Sehabis upacara bendera pada Jumat (17/8), mereka langsung membuat syukuran dengan memotong tumpeng serta kue HUT ke-73 RI. Duta Besar RI Lima Marina Estella Anwar Bey, memberikannya potongan tumpeng pada Munadi bertindak sebagai Komandan upacara serta pemotongan kue pada Suster Ludgardis asal NTT yg melayani di daerah Iquitos

Untuk sekali-kalinya, KBRI Lima mengadakan bazar kuliner Indonesia. Bermacam makanan yg jarang diketemukan di Lima seperti siomay, tape ketan, sambal kering kentang, bakso, dadar gulung, tempe, otak-otak ada. Tidak hanya itu, ada tarian tradisonal Indonesia oleh WNI, staf serta keluarga besar KBRI Lima, seperti Tari Tor Tor dari Sumatera Utara, Ja’i dari NTT, dangdut, Poco-poco dari Maluku, sampai Sajojo dari Papua.

Selain itu, perayaan HUT RI di Belanda tinggal di Sekolah Indonesia Den Haag (SIDH). Disana, lebih kurang 500 orang ada ikuti upacara bendera. Duta Besar RI untuk Belanda, I Gusti Agung Wesaka Puja berubah menjadi inspektur upacara.

22 pelajar dari SIDH berperan sebagai Pasukan Pengibar Bendera. Lebih kurang 50 siswa-siswi SIDH serta anggota Dharma Wanita Persatuan (DWP) KBRI Den Haag memakai jas sekolah serta baju daerah jadi kombinasi nada.

Tidak cuman upacara, Puja lewat cara simbolis menyisipkan penghargaan anugerah Satyalencana dari Presiden RI pada 2 orang petinggi KBRI Den Haag yg sudah mengabdi saat 30 serta 20 tahun. Mereka ialah Sudarman serta Noorman Effendi.

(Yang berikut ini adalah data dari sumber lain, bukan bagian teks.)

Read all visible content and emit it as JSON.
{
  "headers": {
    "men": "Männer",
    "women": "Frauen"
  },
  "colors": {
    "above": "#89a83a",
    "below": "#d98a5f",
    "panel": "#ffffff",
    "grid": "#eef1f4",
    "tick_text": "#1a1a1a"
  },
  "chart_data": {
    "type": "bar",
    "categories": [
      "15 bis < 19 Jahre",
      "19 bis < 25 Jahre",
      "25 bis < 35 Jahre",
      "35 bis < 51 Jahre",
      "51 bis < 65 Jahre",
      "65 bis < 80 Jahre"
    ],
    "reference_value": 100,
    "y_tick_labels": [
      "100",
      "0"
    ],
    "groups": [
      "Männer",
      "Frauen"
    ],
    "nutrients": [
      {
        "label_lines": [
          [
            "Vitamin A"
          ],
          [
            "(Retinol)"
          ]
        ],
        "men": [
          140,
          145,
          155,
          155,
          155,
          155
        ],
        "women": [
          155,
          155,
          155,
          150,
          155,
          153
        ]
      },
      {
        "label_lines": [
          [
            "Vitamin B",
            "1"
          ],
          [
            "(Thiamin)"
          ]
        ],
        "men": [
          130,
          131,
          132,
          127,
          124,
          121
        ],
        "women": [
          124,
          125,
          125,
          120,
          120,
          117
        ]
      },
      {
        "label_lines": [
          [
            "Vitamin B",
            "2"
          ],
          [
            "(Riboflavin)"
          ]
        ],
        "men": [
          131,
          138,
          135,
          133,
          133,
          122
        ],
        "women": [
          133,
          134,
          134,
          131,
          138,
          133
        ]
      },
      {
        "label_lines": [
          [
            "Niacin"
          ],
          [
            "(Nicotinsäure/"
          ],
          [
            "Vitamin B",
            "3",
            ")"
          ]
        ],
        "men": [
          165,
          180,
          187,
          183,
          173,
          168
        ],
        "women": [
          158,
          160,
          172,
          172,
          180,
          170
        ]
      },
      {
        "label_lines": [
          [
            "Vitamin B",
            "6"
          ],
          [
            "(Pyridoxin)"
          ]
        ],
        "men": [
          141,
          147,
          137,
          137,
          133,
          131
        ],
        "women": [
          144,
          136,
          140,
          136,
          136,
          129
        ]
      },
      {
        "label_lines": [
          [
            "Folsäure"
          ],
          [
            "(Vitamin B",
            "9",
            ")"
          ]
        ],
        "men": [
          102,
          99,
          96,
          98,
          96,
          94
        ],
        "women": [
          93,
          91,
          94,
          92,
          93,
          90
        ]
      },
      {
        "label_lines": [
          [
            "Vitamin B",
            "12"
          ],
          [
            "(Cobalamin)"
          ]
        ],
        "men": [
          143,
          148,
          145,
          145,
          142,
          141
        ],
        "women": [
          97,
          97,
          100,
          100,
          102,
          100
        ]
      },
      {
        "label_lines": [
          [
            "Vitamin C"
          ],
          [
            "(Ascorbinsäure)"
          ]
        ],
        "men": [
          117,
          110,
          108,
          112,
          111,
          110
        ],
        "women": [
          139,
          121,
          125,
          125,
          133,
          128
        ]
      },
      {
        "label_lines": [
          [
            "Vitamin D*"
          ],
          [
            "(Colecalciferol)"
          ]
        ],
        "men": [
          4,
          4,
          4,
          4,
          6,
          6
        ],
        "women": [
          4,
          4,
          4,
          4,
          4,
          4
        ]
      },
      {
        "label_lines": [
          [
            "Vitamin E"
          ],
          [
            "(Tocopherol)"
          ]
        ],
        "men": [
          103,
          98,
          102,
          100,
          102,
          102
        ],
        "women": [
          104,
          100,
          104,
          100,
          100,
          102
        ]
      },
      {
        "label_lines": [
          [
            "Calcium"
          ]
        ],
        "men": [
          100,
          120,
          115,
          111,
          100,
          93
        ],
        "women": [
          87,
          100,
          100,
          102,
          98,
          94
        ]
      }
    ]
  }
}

Tidak hanya itu, Duta Besar juga menyerahkan penghargaan pada 4 orang/instansi atas layanan dedikasi serta dedikasi pada KBRI Den Haag saat lebih dari 20 tahun. Mereka ialah Rosyidi M. Hosen, Radino Bragaputra, John Lalieveld, dan dr. Lany Pradjarahardja yg bekerja jadi dokter umum di KBRI Den Haag sampai umur pensiun.

Tidak hanya itu, teristimewa tahun ini, Duta Besar juga memberikannya paspor yg layanannya sudah dijalankan lewat cara gratis pada 3 (tiga) Masyarakat Negara Indonesia di Belanda yg berulangtahun pas pada HUT RI 17 Agustus 2018, yakni Bay Sobari, Jufri, serta Jesty Agustiwardani.

” Selesai upacara penyerahan penghargaan serta paspor, acara diteruskan dengan aubade lagu-lagu perjuangan, nasional serta daerah dari kombinasi nada siswa-siswi SIDH serta DWP KBRI Den Haag. Tidak hanya itu juga dipentaskan sejumlah tarian daerah oleh beberapa anggota Pasukan Pengibar Bendera serta siswa-siswi SIDH, ” catat KBRI Den Haag dalam keterangannya.